One value of surrendering and giving unconditionally that is in our people’s creation truth was when our teacher Wiiyoot died. Wiiyoot was the first to die and return as Moyla Wiiyoot, the new moon, who guides our spirits to the Milky Way when we leave this realm. Up to this point, our people had survived on white clay. When death came to our people, their diet changed, and they craved meat. $ukut (deer) is the first to lay their life down willingly so the people may eat. $ukut instructed how to take their life and prepare their body to nourish the people.


Every day, when I am mindful and show up with my best self, I go back to our people’s first teachings and use those to facilitate my interactions with those I live and work with. I often marvel at the examples of the seasons and how each brings us different environments to nourish the food that will grow for us to eat, use as medicine for ceremonies, or the materials to make our homes, clothing, baskets, etc. I pause and am reminded how loved we are and cared for no matter what we identify as. The seasons and all that comes with it show up for us All! I am so thankful to Tamáayawuti Mother Earth, for she has not only birthed us but has lived and gifted us with all the medicine, tools, and cognitive thinking so we may All continue to live fruitful lives interacting as good relatives. The choice is ours to make ;) Ayalanik (live a good life).

The Women Are Sacred Conference 2023 took place in Albuquerque, NM in June, boasting over 600 attendees. / Photo courtesy of NIWRC.



He Wāhine Wau, I am woman. A simple statement yet deep understanding of what it means to be wāhine. Wā is the expanse, a period of time and space; this includes everything and everyone. Hine, also known as Hina, is the female essence that carries this wā. It aligns with the kuleana that women have and bring forth, especially in this earthly space. Wāhine are the path for everyone that is born and should continue to be the path while our breath is still strong. A great reminder that needs to continue to reverberate across Papa, mother earth. I grew up diverse. Ethnically I am Hawaiian, Chinese, Russian, Samoan, and Portuguese and I had a dream to become a translator of all of these languages in order to help others to communicate effectively; it was about bridging understanding. Being so diverse had emphasized the importance of being sensitive to the ways of a people and not having judgment.
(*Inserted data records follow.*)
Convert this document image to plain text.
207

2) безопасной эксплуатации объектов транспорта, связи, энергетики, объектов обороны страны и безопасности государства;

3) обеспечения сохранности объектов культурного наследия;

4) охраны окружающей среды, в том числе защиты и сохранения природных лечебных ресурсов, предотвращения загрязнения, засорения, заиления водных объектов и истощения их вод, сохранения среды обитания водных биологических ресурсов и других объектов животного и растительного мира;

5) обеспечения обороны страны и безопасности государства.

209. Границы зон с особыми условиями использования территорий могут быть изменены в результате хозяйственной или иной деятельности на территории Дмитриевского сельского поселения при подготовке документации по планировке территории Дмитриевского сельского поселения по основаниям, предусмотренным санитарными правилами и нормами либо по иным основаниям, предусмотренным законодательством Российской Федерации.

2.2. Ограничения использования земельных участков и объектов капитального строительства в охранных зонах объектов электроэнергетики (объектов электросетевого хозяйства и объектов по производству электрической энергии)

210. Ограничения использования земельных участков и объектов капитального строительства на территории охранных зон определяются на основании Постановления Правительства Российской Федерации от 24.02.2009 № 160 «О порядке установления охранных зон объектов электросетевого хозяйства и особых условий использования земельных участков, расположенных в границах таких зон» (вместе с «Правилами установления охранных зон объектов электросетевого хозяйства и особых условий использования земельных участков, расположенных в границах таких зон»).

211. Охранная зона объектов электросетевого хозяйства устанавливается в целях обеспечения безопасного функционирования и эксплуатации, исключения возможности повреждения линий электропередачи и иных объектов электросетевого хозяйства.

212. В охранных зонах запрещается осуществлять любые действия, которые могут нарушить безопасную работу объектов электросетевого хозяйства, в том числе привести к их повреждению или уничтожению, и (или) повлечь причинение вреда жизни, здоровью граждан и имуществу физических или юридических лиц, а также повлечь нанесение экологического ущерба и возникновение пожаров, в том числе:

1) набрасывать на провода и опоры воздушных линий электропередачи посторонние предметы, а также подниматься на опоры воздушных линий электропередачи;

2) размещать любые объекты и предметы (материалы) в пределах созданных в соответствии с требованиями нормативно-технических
As we reflect on the LGBTQ+ population and how identification continues to expand it should make us stop and wonder on a deeper level why this is so. Why do the labels continue to evolve? There has to be something about this, why do people want to be specifically identified in a certain way?


Connecting to this thought I do not claim one pronoun and rather say that my pronoun is whatever you feel. I also donʻt claim one identity, yet I identify highly in the spiritual; essence is where our true self lies, our genuine, authentic, and complete self. Essence is experienced mostly through feeling, and this is why ALOHA is my identity. All I know is aloha; love. Aloha is the feeling that we need to bring back completely in our ways of living and being, and it needs to be ʻoiaʻiʻo, have that spirit of truth because this is what people feel and come to know as truth.


We each have stories of aloha and how someone or someplace made us feel. Just like how what we say and do should align, the same can be said about how we say and what we say need to align with pure intent. Aloha is a pathway to perpetual healing; it is the medicine that we have always had.